Cost me $25 and it's already paid for itself. Highly recommend this kind of setup. Pax love it.

https://www.amazon.com/dp/B0722RWLNV/?tag=ubne0c-20


----------



## Bpr2 (Feb 21, 2017)

That's what I do, except with one multiple charger. The second is hidden unless another pax asks for it.


----------



## kah5683 (May 15, 2017)

Where did you get the colored cord holders?


----------



## Bpr2 (Feb 21, 2017)

kah5683 said:


> Where did you get the colored cord holders?


Click this link

BELUGA Cable Clips & Cord Management System with 3M Back-Adhesive, Desktop Cable Organizer & Computer, Electrical, Charging or Mouse Cord Holder (Pack of 8) (Multi-color) https://www.amazon.com/dp/B011HTFUU2/?tag=ubne0c-20


----------



## The Gift of Fish (Mar 17, 2017)

I see drunk pax getting this caught up in their feet and trying to yank half my dashboard off.


----------



## Bpr2 (Feb 21, 2017)

The Gift of Fish said:


> I see drunk pax getting this caught up in their feet and trying to yank half my dashboard off.


 That's why I have mine tucked in the back pocket of my driver seat.
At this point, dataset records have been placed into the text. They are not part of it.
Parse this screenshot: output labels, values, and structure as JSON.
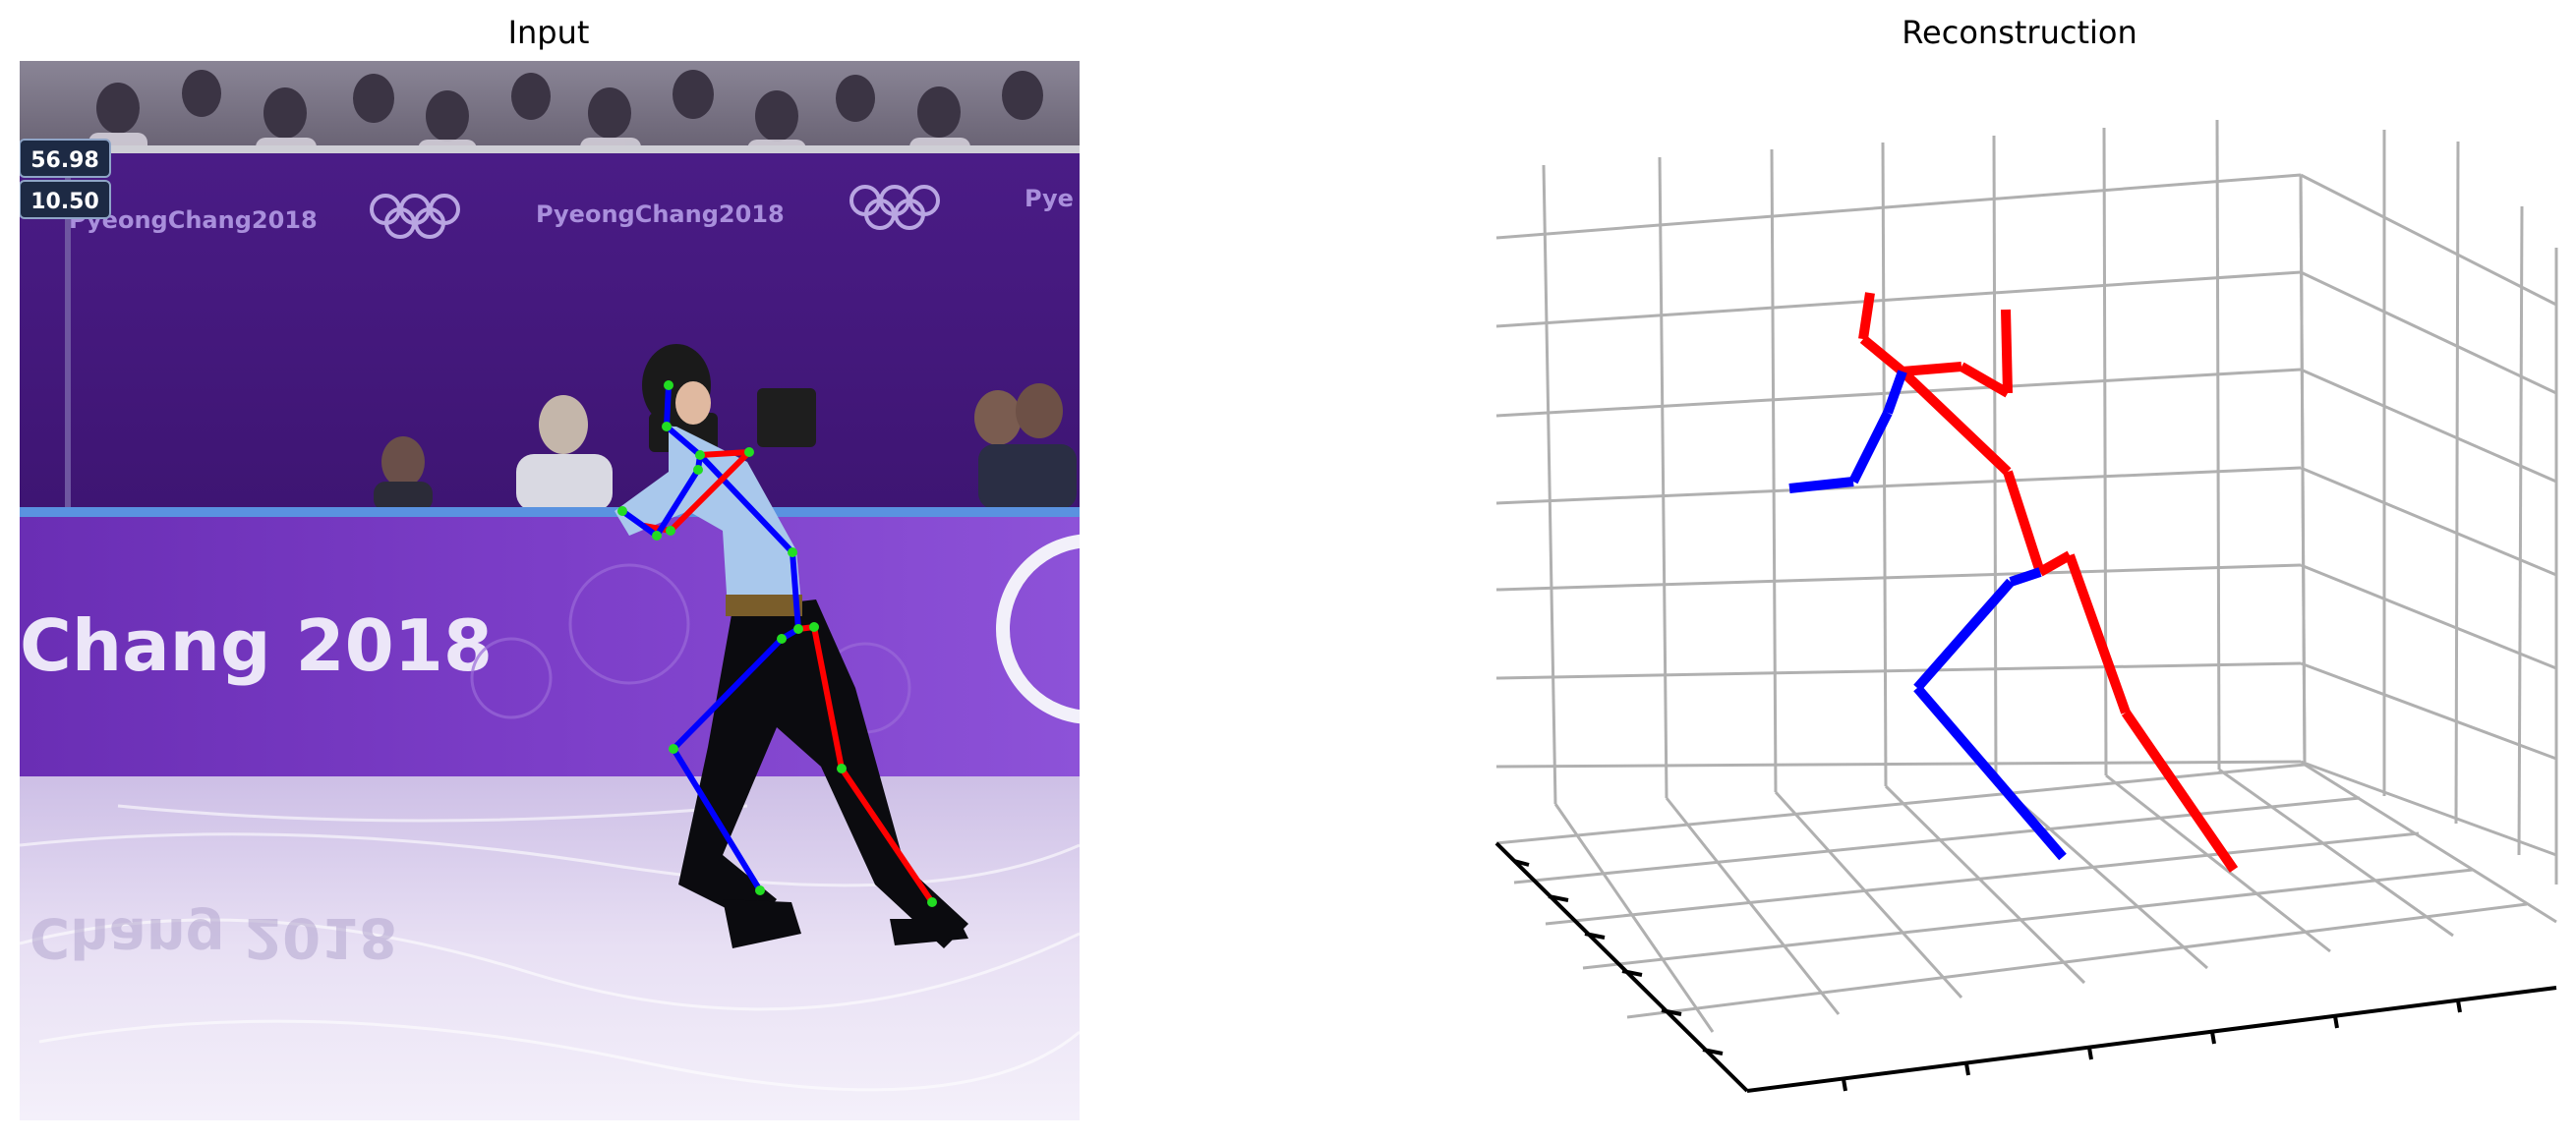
{
  "titles": {
    "left": "Input",
    "right": "Reconstruction"
  },
  "input_panel": {
    "scoreboard": {
      "score_top": "56.98",
      "score_bottom": "10.50"
    },
    "arena_text": {
      "banner_logo": "PyeongChang2018",
      "banner_logo_right": "Pye",
      "board_large": "Chang 2018",
      "ice_reflection": "Chang 2018"
    },
    "keypoint_color": "#22dd22",
    "left_limb_color": "#0000ff",
    "right_limb_color": "#ff0000"
  },
  "reconstruction_panel": {
    "left_limb_color": "#0000ff",
    "right_limb_color": "#ff0000",
    "grid_color": "#b0b0b0",
    "axis_color": "#000000"
  },
  "chart_data": {
    "type": "diagram",
    "panels": [
      "Input",
      "Reconstruction"
    ],
    "skeleton_parts": [
      "head",
      "neck",
      "spine",
      "left-arm",
      "right-arm",
      "left-leg",
      "right-leg"
    ]
  }
}
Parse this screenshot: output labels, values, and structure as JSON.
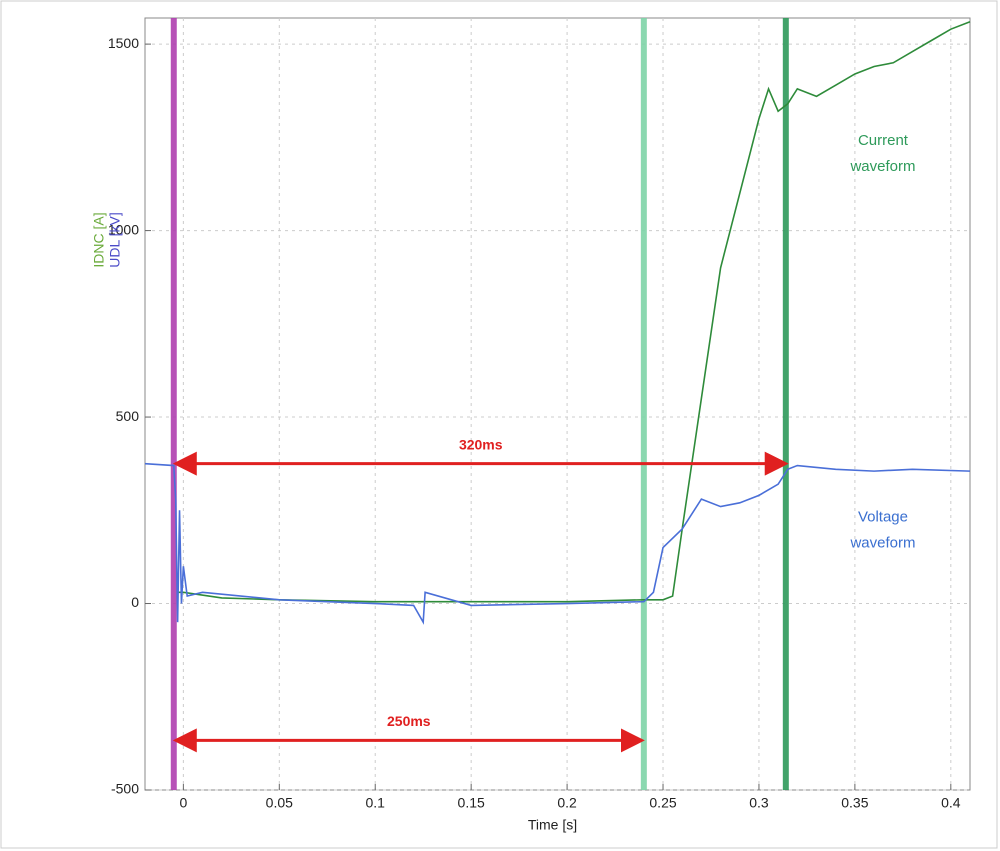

Instant five star if the passenger tucks it back in for me


----------



## Tomahawk21 (Apr 3, 2017)

Just make sure you check after each ride so if someone tries to sneak it out! Drunk people think they sneaky but surprise no so much.


----------



## Bpr2 (Feb 21, 2017)

Tomahawk21 said:


> Just make sure you check after each ride so if someone tries to sneak it out! Drunk people think they sneaky but surprise no so much.


Luckily my USB port is in the center counsel and I taped the charger to the extension cord so it's sort of difficult to take


----------



## Tomahawk21 (Apr 3, 2017)

Yah but like I said doesn't mean they won't try.


----------



## Bpr2 (Feb 21, 2017)

Tomahawk21 said:


> Yah but like I said doesn't mean they won't try.


The two that have I looked at and said they didn't wanna go down that road. They were good the rest of the trip. Haha.


----------



## Aerodrifting (Aug 13, 2017)

It's a good idea, Btw you can get it for 1/8 the price you paid on eBay.
http://www.ebay.com/itm/3-in-1-Univ...05&rk=1&rkt=1&&_trksid=p2045573.c100505.m3226


----------